QUÉBEC - Les libéraux n'empêcheront pas l'adoption du budget du ministre des Finances Nicolas Marceau, même s'ils ont l'intention de voter contre.

Le chef intérimaire Jean-Marc Fournier a déclaré mardi qu'il serait irresponsable de plonger le Québec dans une campagne électorale, si peu de temps après l'élection.

Lors d'un point de presse, M. Fournier a affirmé que la position de son caucus n'a rien à voir avec le fait que le Parti libéral du Québec (PLQ), sans chef permanent, serait en position de faiblesse en cas d'élection.

«Le budget est mauvais, le budget nous déçoit, mais dans les 100 premiers jours après une élection, voter contre en entraînant une autre élection au coût de 100 millions $ nous semble irresponsable et abusif», a-t-il dit.

Plus tôt, la Coalition avenir Québec (CAQ) avait déjà affirmé que ses 19 députés voteront contre le budget du gouvernement péquiste, plaçant sur les épaules des libéraux le fardeau de son adoption ou d'un déclenchement d'élections.

M. Fournier n'a pas voulu dire si certains de ses députés seront absents lors du vote sur le budget, se limitant à préciser que leur opposition sera entendue.

«Nous allons le faire d'une manière qui n'entraîne pas la chute du gouvernement», a-t-il dit.

Excluant toute coalition avec la CAQ pour gouverner en cas de renversement du Parti québécois, les libéraux placent cependant le gouvernement péquiste minoritaire sous surveillance et menacent de le soumettre à un vote de confiance.

«À défaut de viser la croissance économique et de protéger les services publics, un vote de confiance sera appelé contre ce gouvernement. Nous allons le garder à l'oeil», a-t-il dit.

Plus tôt, le porte-parole libéral en matière de finances, le député Raymond Bachand, avait aussi estimé qu'il est irresponsable de couper 7,5 milliards $ sur cinq ans dans les dépenses pour les infrastructures.
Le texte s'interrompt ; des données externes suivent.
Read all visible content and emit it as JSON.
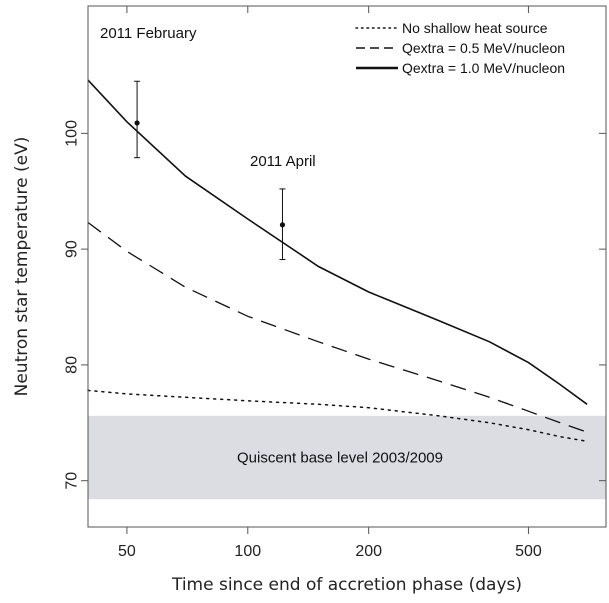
{
  "chart_data": {
    "type": "line",
    "xlabel": "Time since end of accretion phase (days)",
    "ylabel": "Neutron star temperature (eV)",
    "x_scale": "log",
    "xlim": [
      40,
      780
    ],
    "ylim": [
      66,
      111
    ],
    "x_ticks": [
      50,
      100,
      200,
      500
    ],
    "y_ticks": [
      70,
      80,
      90,
      100
    ],
    "grid": false,
    "legend_position": "top-right",
    "shaded_band": {
      "label": "Quiscent base level 2003/2009",
      "y_range": [
        68.4,
        75.6
      ],
      "color": "#dcdde2"
    },
    "series": [
      {
        "name": "No shallow heat source",
        "style": "dotted",
        "x": [
          40,
          50,
          70,
          100,
          150,
          200,
          300,
          400,
          500,
          600,
          700
        ],
        "y": [
          77.8,
          77.5,
          77.2,
          76.9,
          76.6,
          76.3,
          75.6,
          75.0,
          74.4,
          73.8,
          73.4
        ]
      },
      {
        "name": "Qextra = 0.5 MeV/nucleon",
        "style": "dashed",
        "x": [
          40,
          50,
          70,
          100,
          150,
          200,
          300,
          400,
          500,
          600,
          700
        ],
        "y": [
          92.3,
          89.8,
          86.7,
          84.2,
          82.0,
          80.5,
          78.6,
          77.2,
          76.0,
          75.0,
          74.2
        ]
      },
      {
        "name": "Qextra = 1.0 MeV/nucleon",
        "style": "solid",
        "x": [
          40,
          50,
          70,
          100,
          150,
          200,
          300,
          400,
          500,
          600,
          700
        ],
        "y": [
          104.6,
          101.0,
          96.3,
          92.6,
          88.5,
          86.3,
          83.8,
          82.0,
          80.2,
          78.3,
          76.6
        ]
      }
    ],
    "observations": [
      {
        "label": "2011 February",
        "x": 53,
        "y": 100.9,
        "yerr_low": 97.9,
        "yerr_high": 104.5
      },
      {
        "label": "2011 April",
        "x": 122,
        "y": 92.1,
        "yerr_low": 89.1,
        "yerr_high": 95.2
      }
    ],
    "colors": {
      "line": "#111111",
      "axis": "#555555",
      "band": "#dcdde2"
    }
  }
}
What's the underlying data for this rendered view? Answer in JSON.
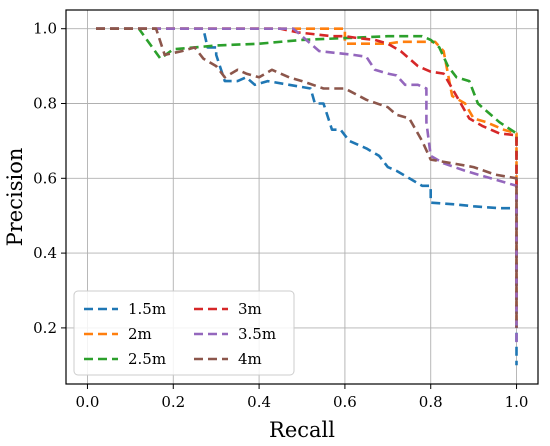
{
  "chart_data": {
    "type": "line",
    "title": "",
    "xlabel": "Recall",
    "ylabel": "Precision",
    "xlim": [
      -0.05,
      1.05
    ],
    "ylim": [
      0.05,
      1.05
    ],
    "xticks": [
      0.0,
      0.2,
      0.4,
      0.6,
      0.8,
      1.0
    ],
    "yticks": [
      0.2,
      0.4,
      0.6,
      0.8,
      1.0
    ],
    "xtick_labels": [
      "0.0",
      "0.2",
      "0.4",
      "0.6",
      "0.8",
      "1.0"
    ],
    "ytick_labels": [
      "0.2",
      "0.4",
      "0.6",
      "0.8",
      "1.0"
    ],
    "grid": true,
    "legend": {
      "position": "lower-left",
      "columns": 2
    },
    "series": [
      {
        "name": "1.5m",
        "color": "#1f77b4",
        "points": [
          [
            0.02,
            1.0
          ],
          [
            0.27,
            1.0
          ],
          [
            0.28,
            0.95
          ],
          [
            0.3,
            0.95
          ],
          [
            0.3,
            0.93
          ],
          [
            0.32,
            0.86
          ],
          [
            0.35,
            0.86
          ],
          [
            0.37,
            0.87
          ],
          [
            0.39,
            0.85
          ],
          [
            0.42,
            0.86
          ],
          [
            0.47,
            0.85
          ],
          [
            0.52,
            0.84
          ],
          [
            0.53,
            0.8
          ],
          [
            0.55,
            0.8
          ],
          [
            0.57,
            0.73
          ],
          [
            0.59,
            0.73
          ],
          [
            0.61,
            0.7
          ],
          [
            0.65,
            0.68
          ],
          [
            0.68,
            0.66
          ],
          [
            0.7,
            0.63
          ],
          [
            0.72,
            0.62
          ],
          [
            0.75,
            0.6
          ],
          [
            0.78,
            0.58
          ],
          [
            0.8,
            0.58
          ],
          [
            0.8,
            0.535
          ],
          [
            0.86,
            0.53
          ],
          [
            0.9,
            0.525
          ],
          [
            0.96,
            0.52
          ],
          [
            1.0,
            0.52
          ],
          [
            1.0,
            0.1
          ]
        ]
      },
      {
        "name": "2m",
        "color": "#ff7f0e",
        "points": [
          [
            0.02,
            1.0
          ],
          [
            0.6,
            1.0
          ],
          [
            0.6,
            0.96
          ],
          [
            0.7,
            0.96
          ],
          [
            0.73,
            0.965
          ],
          [
            0.81,
            0.965
          ],
          [
            0.83,
            0.94
          ],
          [
            0.85,
            0.82
          ],
          [
            0.88,
            0.8
          ],
          [
            0.9,
            0.76
          ],
          [
            0.93,
            0.75
          ],
          [
            0.97,
            0.73
          ],
          [
            1.0,
            0.72
          ],
          [
            1.0,
            0.2
          ]
        ]
      },
      {
        "name": "2.5m",
        "color": "#2ca02c",
        "points": [
          [
            0.02,
            1.0
          ],
          [
            0.12,
            1.0
          ],
          [
            0.17,
            0.92
          ],
          [
            0.2,
            0.945
          ],
          [
            0.3,
            0.955
          ],
          [
            0.4,
            0.96
          ],
          [
            0.5,
            0.97
          ],
          [
            0.6,
            0.975
          ],
          [
            0.7,
            0.98
          ],
          [
            0.78,
            0.98
          ],
          [
            0.8,
            0.97
          ],
          [
            0.82,
            0.95
          ],
          [
            0.84,
            0.9
          ],
          [
            0.86,
            0.87
          ],
          [
            0.89,
            0.86
          ],
          [
            0.91,
            0.8
          ],
          [
            0.93,
            0.78
          ],
          [
            0.96,
            0.75
          ],
          [
            1.0,
            0.72
          ],
          [
            1.0,
            0.3
          ]
        ]
      },
      {
        "name": "3m",
        "color": "#d62728",
        "points": [
          [
            0.02,
            1.0
          ],
          [
            0.45,
            1.0
          ],
          [
            0.49,
            0.99
          ],
          [
            0.53,
            0.985
          ],
          [
            0.57,
            0.98
          ],
          [
            0.6,
            0.98
          ],
          [
            0.63,
            0.975
          ],
          [
            0.67,
            0.97
          ],
          [
            0.7,
            0.96
          ],
          [
            0.73,
            0.94
          ],
          [
            0.77,
            0.9
          ],
          [
            0.8,
            0.885
          ],
          [
            0.83,
            0.88
          ],
          [
            0.85,
            0.84
          ],
          [
            0.87,
            0.8
          ],
          [
            0.89,
            0.76
          ],
          [
            0.92,
            0.74
          ],
          [
            0.96,
            0.72
          ],
          [
            1.0,
            0.715
          ],
          [
            1.0,
            0.25
          ]
        ]
      },
      {
        "name": "3.5m",
        "color": "#9467bd",
        "points": [
          [
            0.02,
            1.0
          ],
          [
            0.48,
            1.0
          ],
          [
            0.5,
            0.98
          ],
          [
            0.52,
            0.96
          ],
          [
            0.54,
            0.94
          ],
          [
            0.58,
            0.935
          ],
          [
            0.62,
            0.93
          ],
          [
            0.65,
            0.925
          ],
          [
            0.67,
            0.89
          ],
          [
            0.7,
            0.88
          ],
          [
            0.72,
            0.875
          ],
          [
            0.74,
            0.85
          ],
          [
            0.77,
            0.85
          ],
          [
            0.79,
            0.84
          ],
          [
            0.79,
            0.75
          ],
          [
            0.8,
            0.66
          ],
          [
            0.83,
            0.64
          ],
          [
            0.88,
            0.62
          ],
          [
            0.94,
            0.6
          ],
          [
            1.0,
            0.58
          ],
          [
            1.0,
            0.15
          ]
        ]
      },
      {
        "name": "4m",
        "color": "#8c564b",
        "points": [
          [
            0.02,
            1.0
          ],
          [
            0.16,
            1.0
          ],
          [
            0.18,
            0.93
          ],
          [
            0.22,
            0.94
          ],
          [
            0.25,
            0.95
          ],
          [
            0.27,
            0.92
          ],
          [
            0.3,
            0.9
          ],
          [
            0.32,
            0.87
          ],
          [
            0.35,
            0.89
          ],
          [
            0.37,
            0.88
          ],
          [
            0.4,
            0.87
          ],
          [
            0.43,
            0.89
          ],
          [
            0.47,
            0.87
          ],
          [
            0.5,
            0.86
          ],
          [
            0.55,
            0.84
          ],
          [
            0.6,
            0.84
          ],
          [
            0.65,
            0.81
          ],
          [
            0.7,
            0.79
          ],
          [
            0.72,
            0.77
          ],
          [
            0.75,
            0.76
          ],
          [
            0.78,
            0.7
          ],
          [
            0.8,
            0.65
          ],
          [
            0.85,
            0.64
          ],
          [
            0.9,
            0.63
          ],
          [
            0.95,
            0.61
          ],
          [
            1.0,
            0.6
          ],
          [
            1.0,
            0.2
          ]
        ]
      }
    ]
  }
}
Les libéraux soutiennent que le gouvernement Marois a voulu cacher des mauvaises nouvelles pour les Québécois en s'abstenant de dévoiler les détails des crédits budgétaires, sur les projets d'infrastructures qui devront être abandonnés ainsi que sur une révision annoncée du programme d'assurance-médicaments.

Mardi après-midi, le chef caquiste François Legault a déploré les fausses représentations de Pauline Marois en campagne électorale concernant notamment l'abolition de la taxe santé pour la classe moyenne, qui continuera d'être défrayée par les contribuables dont le salaire annuel est de 42 000 $ et plus.

La CAQ estime aussi que le gouvernement a recours à une astuce comptable pour atteindre le déficit zéro en 2013-2014, et n'a pas de plan «audacieux et crédible» pour relancer l’économie québécoise.

M. Legault a aussi tenu des propos durs à l'endroit des libéraux et de M. Bachand, aussi candidat à la direction du PLQ, en affirmant qu'il était hors de question que la CAQ forme une coalition avec les libéraux pour ainsi ravir le pouvoir au PQ.

«Ce que j'ai compris de M. Bachand, c'est qu'il était prêt à accepter l'huile de foie de morue», a-t-il dit à propos de la possibilité que les libéraux ne fassent pas tomber le gouvernement.

«Il n'est pas question de coalition avec le Parti libéral, a ajouté M. Legault. (...) Nous, on ne souhaite pas danser avec quelqu'un qui a les mains sales. (...) Je n'irai pas m'associer avec ce genre de personne.»

M. Fournier a affirmé que M. Legault est irresponsable en ne craignant pas de replonger le Québec en élection avec ses positions sur le budget, ce qui rend une association difficile.

«Le caucus n'a pas beaucoup le goût de se coaliser avec quelqu'un qui est aussi irresponsable que la personne qui est le chef de la CAQ, a-t-il dit. C'est un parti qui s'appelle coalition, dont j'ai entendu le chef dire qu'il est contre les coalitions, alors honnêtement, côté paradoxe, difficile à battre et la question reste totalement hypothétique.»

Quant à Québec solidaire, sa porte-parole, Françoise David, a dit qu'il sera «très difficile» pour son parti d'appuyer le budget Marceau, estimant qu'il ne tient pas suffisamment compte des démunis.

«C'est le budget des espoirs déçus. Un budget à la sauce caquiste et libérale», a dit Mme David.